そのついでに、彼らは昼食をとり話を弾ませる。
「にしてもさ、コウキすっげー強くなったじゃん!」
「いや、きみもずいぶん強くなったでしょ」
コウキはクウヤのジムバッジをみてそう言った。
コウキは今はバッジ4個だという。
これからヨスガシティへ向かい、そこでヨスガジムのジムリーダー、メリッサに挑むつもりだという。

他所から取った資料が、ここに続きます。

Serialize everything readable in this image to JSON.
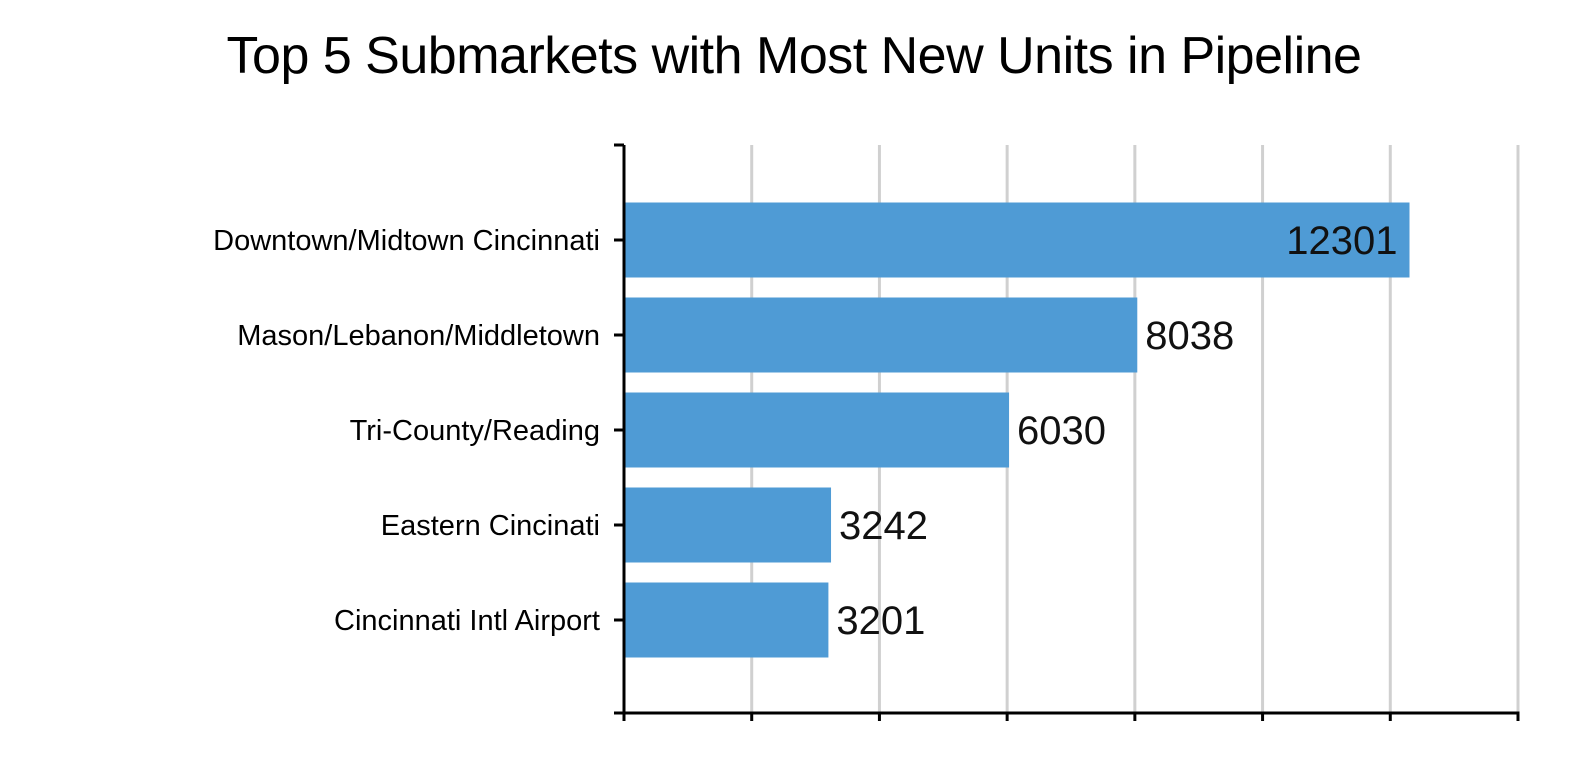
{
  "chart_data": {
    "type": "bar",
    "orientation": "horizontal",
    "title": "Top 5 Submarkets with Most New Units in Pipeline",
    "categories": [
      "Downtown/Midtown Cincinnati",
      "Mason/Lebanon/Middletown",
      "Tri-County/Reading",
      "Eastern Cincinati",
      "Cincinnati Intl Airport"
    ],
    "values": [
      12301,
      8038,
      6030,
      3242,
      3201
    ],
    "xlim": [
      0,
      14000
    ],
    "grid": true,
    "data_labels": true,
    "colors": {
      "bar": "#4f9bd5",
      "grid": "#d0d0d0",
      "axis": "#000000"
    }
  }
}
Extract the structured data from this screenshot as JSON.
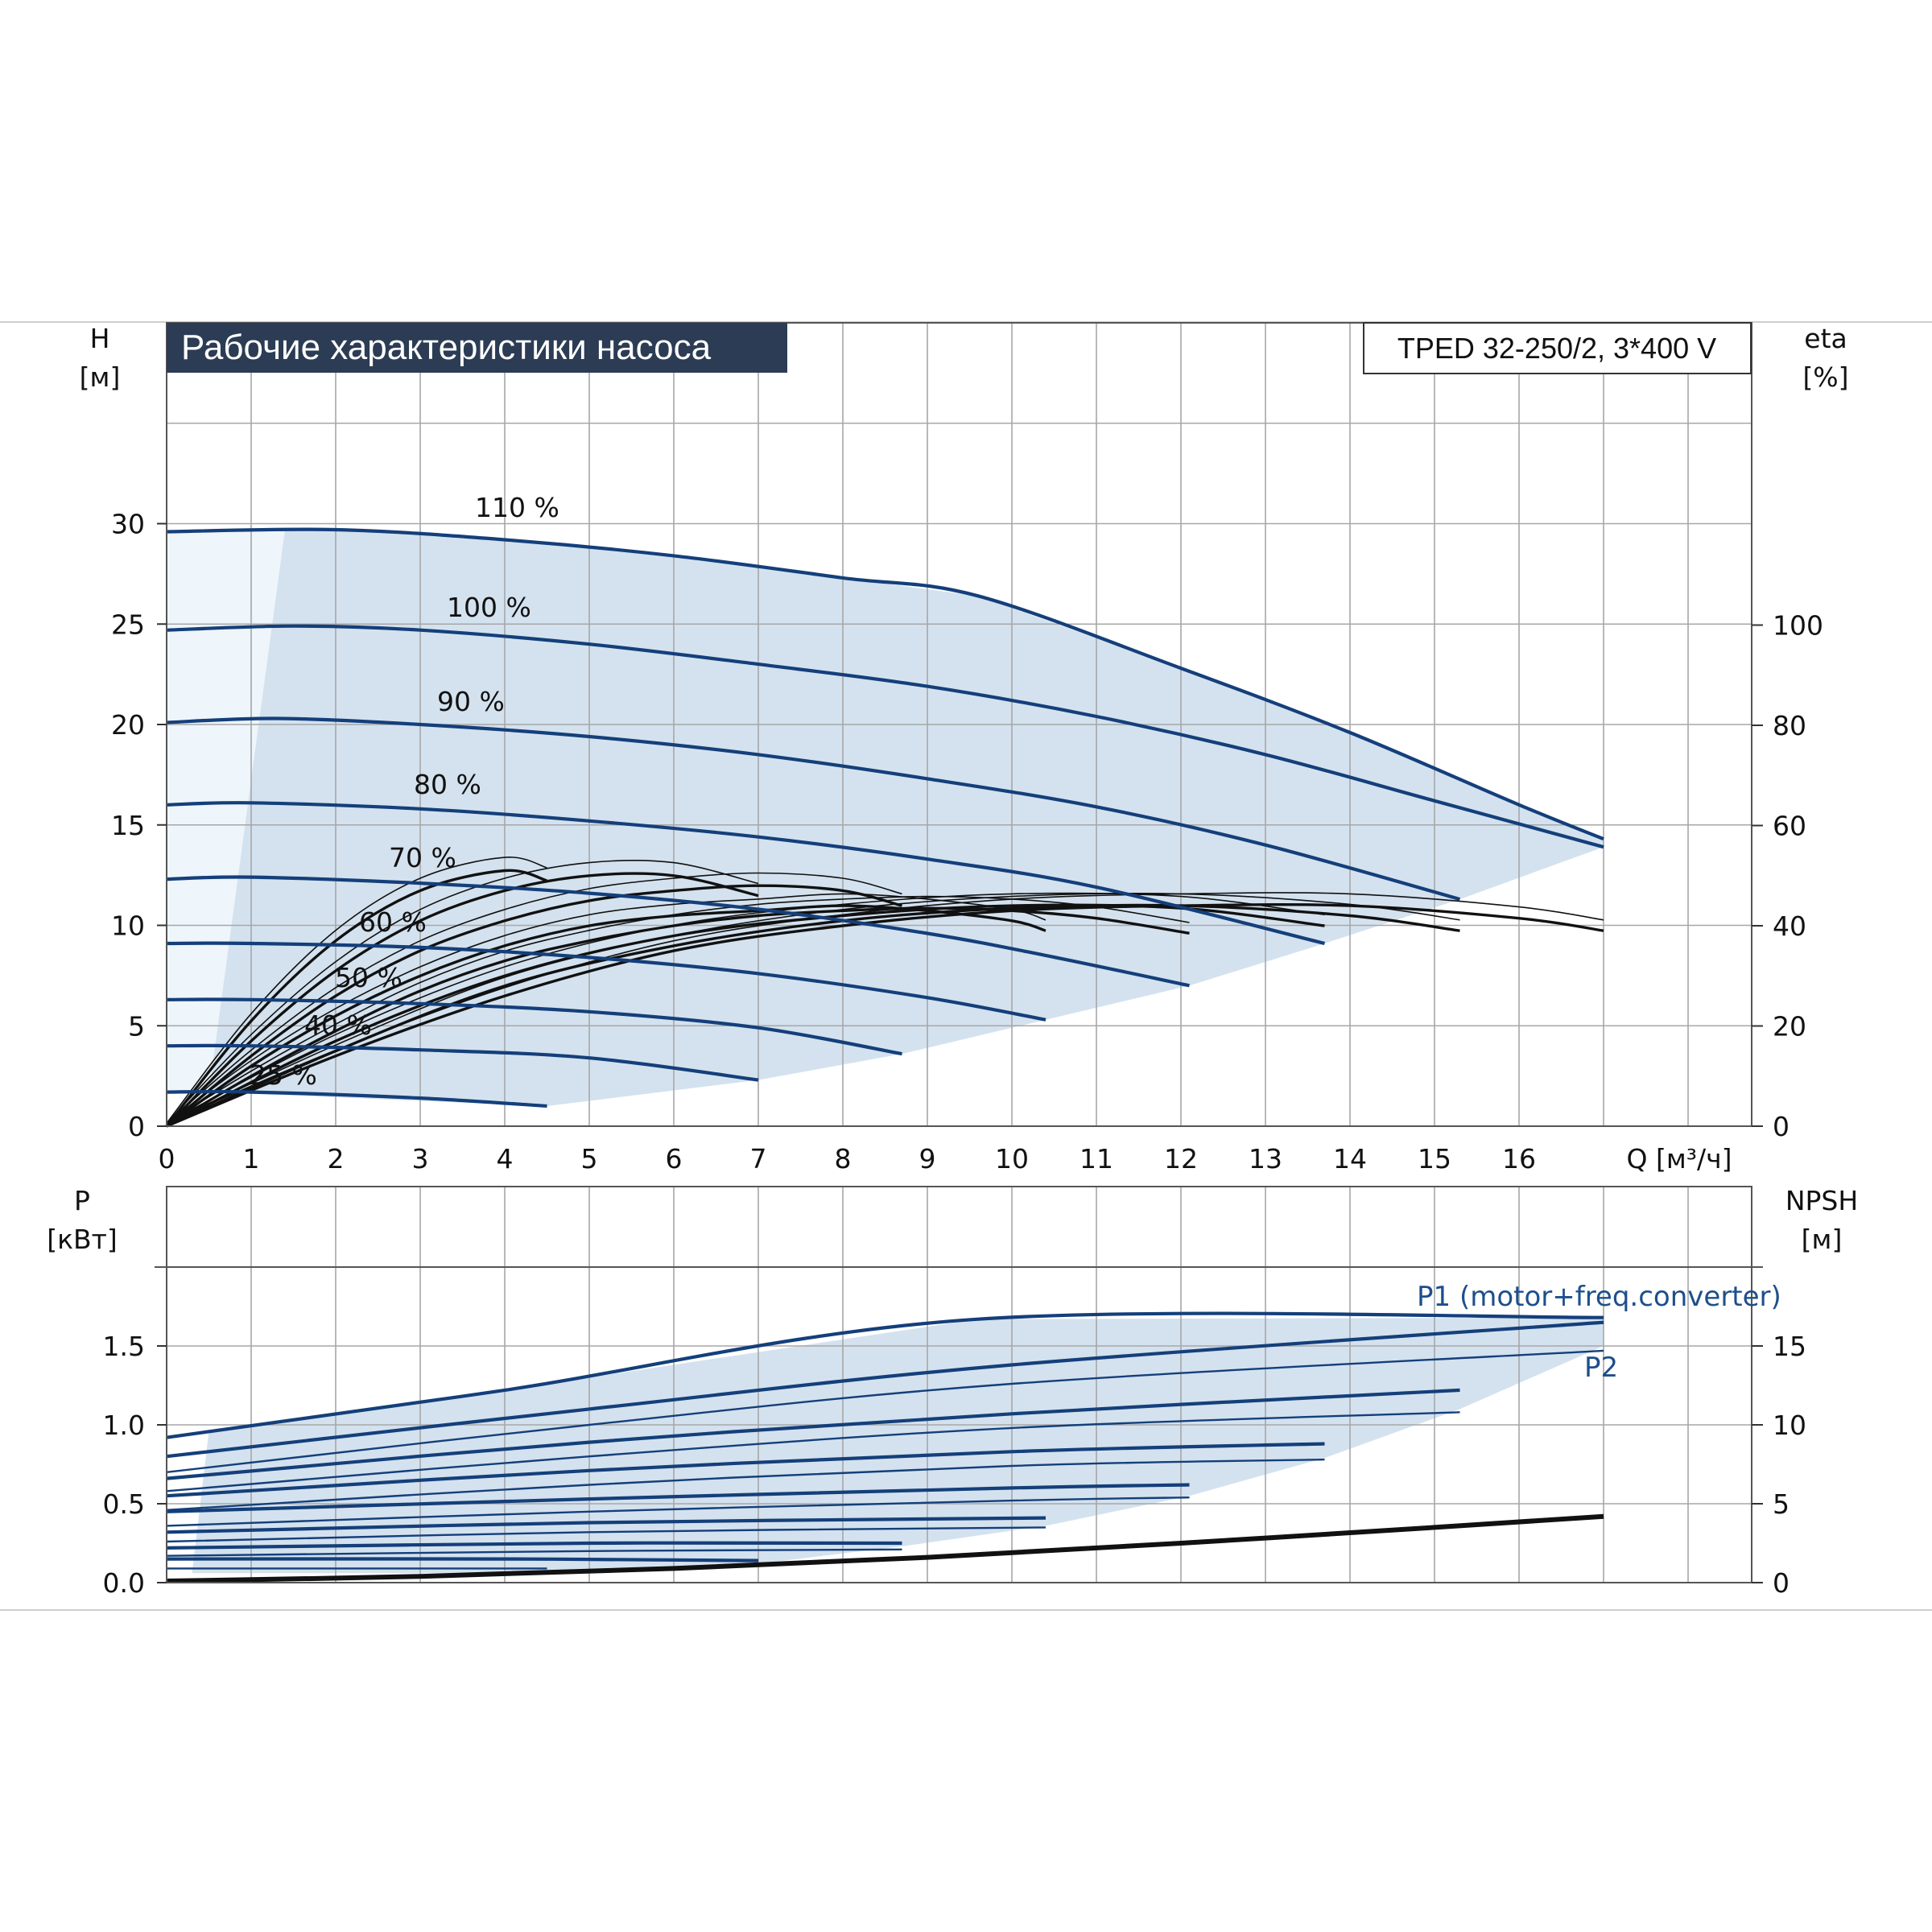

「それに、あのちっちゃいナエトルもあんなでかいドダイトスにしちまうんだもんな」
「はは、そりゃあ大事に育てたからね。
あそこまでに育てるの、すごく苦労したんだから」
「ああ、苦労でもしなきゃあんなに強くなんないって」
この勝負でわかったのは、ポケモンが強くなったと知ったときの喜び。
進化も、ポケモンが強くなった証拠のひとつである。
自分とポケモンとの絆が証明され、努力が形になったという実感が、強さとなって現れる。
「おれのヒーコも、早く最終進化系にさせたいぜ!」
「うん、僕もみるのが楽しみだよ」
クウヤのヒーコも、まだ最終進化を迎えていない。
だからこそ、これからそうなることが楽しみである。
それが今の彼を、さらなる高みへ上らせようとしていた。
「さて、そろそろポケモンの回復が終わった頃かな?」
「ああ、おれも結構食べたし・・・いくか」
「ってそりゃあハンバーグとオムライスとからあげとフライドポテトとサラダを一気に食べればおなかいっぱいになるよ。
というよりよくそんなに食べれたね」
昼食を取り終わり、回復がすんだポケモンたちをジョーイさんから受け取ると彼らはポケモンセンターをでる。
「それで・・・!」
「どうした、コウキ?」
ある一方をみたコウキははっと目を見開き表情を厳しくさせた。
「あれ・・・」
「あれは・・・ギンガ団?!」
コウキが指さした先には、確かにギンガ団がいた。
なにか企んでいるかもしれないとコウキは言い、こっそりついていこうと提案した。
クウヤもコウキに同意しうなずくと、彼とともにギンガ団を追いかける。
音を立てないようにしながら。
「ここって・・・遺跡か?」
「し、なにか話し声が聞こえる・・・」
ギンガ団を追ってたどり着いたのは、遺跡だった。
それはクウヤもコウキも、この町に着いたときにみていたので、その存在を知っていた。
だが、ギンガ団がここにきた目的までは流石にわからなかった。
「了解しました、ボス!」
「ボスだって・・・?!」
ギンガ団のボスが、ここにいるのかと二人は思った。
そこを去ろうとする下っ端を追いかけている途中、クウヤとコウキは下っ端を追いかけるのに夢中で別の人間の存在に気づかなかった。
そのせいで、その人物とコウキはぶつかってしまった。
「わ、す、すみません!」
「いや、かまわない・・・む、君は・・・」
「あっ!?」
遺跡の途中で会ったのは、以前クウヤがテンガン山で遭遇した男・・・アカギだった。